AllNight with Jason Smith
- Other names: AllNight with Todd Wright (1996-2005)
- Genre: Sports talk
- Running time: 4 hours (1 a.m. – 5 a.m. ET)
- Country of origin: USA
- Home station: ESPN Radio (1996-2011)
- Starring: Jason Smith
- Original release: 1996 – 2011
- Website: AllNight with Jason Smith

= AllNight with Jason Smith =

AllNight with Jason Smith was a syndicated sports talk radio show on ESPN Radio, hosted by Jason Smith. The show was heard Sunday through Thursday from 10 p.m. PT to 1 a.m. PT live from the studios of KSPN in Los Angeles, California, rather than the ESPN Headquarters in Bristol, Connecticut. Smith was named host of the show on September 19, 2005, after former host Todd Wright was fired after almost eight years on the show. It reached more than 500 ESPN affiliate markets across the United States and Canada.

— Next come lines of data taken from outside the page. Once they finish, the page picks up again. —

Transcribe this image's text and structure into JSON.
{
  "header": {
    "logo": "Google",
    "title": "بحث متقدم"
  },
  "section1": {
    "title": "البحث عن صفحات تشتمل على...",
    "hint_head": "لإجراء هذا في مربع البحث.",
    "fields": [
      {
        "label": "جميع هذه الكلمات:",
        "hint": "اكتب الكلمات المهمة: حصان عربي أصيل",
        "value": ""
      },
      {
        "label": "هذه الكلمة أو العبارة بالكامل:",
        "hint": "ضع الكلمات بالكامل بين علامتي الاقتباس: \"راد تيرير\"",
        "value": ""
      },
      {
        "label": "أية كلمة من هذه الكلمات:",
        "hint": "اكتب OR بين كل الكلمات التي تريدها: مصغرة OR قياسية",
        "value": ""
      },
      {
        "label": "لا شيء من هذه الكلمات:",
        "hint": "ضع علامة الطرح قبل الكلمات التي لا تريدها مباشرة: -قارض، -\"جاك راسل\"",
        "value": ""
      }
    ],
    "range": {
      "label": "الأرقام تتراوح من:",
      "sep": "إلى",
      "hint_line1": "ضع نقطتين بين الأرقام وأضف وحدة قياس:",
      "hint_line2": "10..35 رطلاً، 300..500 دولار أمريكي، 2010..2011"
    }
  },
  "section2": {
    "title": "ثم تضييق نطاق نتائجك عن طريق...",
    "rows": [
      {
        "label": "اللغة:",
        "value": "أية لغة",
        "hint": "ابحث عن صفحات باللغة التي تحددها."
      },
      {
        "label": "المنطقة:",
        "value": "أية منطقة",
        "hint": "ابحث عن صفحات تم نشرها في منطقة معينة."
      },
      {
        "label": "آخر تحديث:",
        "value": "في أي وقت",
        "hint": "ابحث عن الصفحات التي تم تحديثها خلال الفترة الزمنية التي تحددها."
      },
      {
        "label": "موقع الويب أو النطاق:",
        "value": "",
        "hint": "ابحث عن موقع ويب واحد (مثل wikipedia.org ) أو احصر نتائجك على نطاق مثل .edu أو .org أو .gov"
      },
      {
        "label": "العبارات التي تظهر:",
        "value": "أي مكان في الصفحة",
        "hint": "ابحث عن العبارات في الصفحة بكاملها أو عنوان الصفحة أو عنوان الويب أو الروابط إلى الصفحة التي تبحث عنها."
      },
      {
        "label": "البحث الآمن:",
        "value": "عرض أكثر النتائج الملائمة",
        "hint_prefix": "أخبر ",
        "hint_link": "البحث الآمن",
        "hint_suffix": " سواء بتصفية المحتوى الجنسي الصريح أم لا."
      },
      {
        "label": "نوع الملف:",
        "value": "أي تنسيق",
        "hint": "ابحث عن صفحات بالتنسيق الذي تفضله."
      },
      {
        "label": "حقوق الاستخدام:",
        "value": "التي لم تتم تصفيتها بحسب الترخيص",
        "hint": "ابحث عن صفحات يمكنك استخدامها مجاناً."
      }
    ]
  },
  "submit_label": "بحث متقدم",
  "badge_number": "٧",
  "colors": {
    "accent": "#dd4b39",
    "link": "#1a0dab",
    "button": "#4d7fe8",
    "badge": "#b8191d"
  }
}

AllNight with Jason Smith was syndicated on WEEI Sports Radio Network.

On September 14, 2011; Smith announced that he is leaving ESPN Radio. Rumors suggested he was leaving to take a job as a reporter on the MLB Network, which Smith refuted with the help of dramatic soundbites. His producer, Ali Bronson, also dispelled rumors about her taking over the show, or the show hiring former Green Bay Packers, New York Jets and Minnesota Vikings quarterback Brett Favre. On his last show, taking place on September 16, 2011 he announced that he would move to the NFL Network, and would start the following Sunday. Smith has since returned to radio, hosting a weeknight show for rival Fox Sports Radio.

== Guest hosts ==
Mike Salk and Amy Lawrence were two frequent guest hosts for AllNight. Smith himself was a guest host on The Herd with Colin Cowherd, The Scott Van Pelt Show, Jim Rome is Burning, and The Doug Gottlieb Show.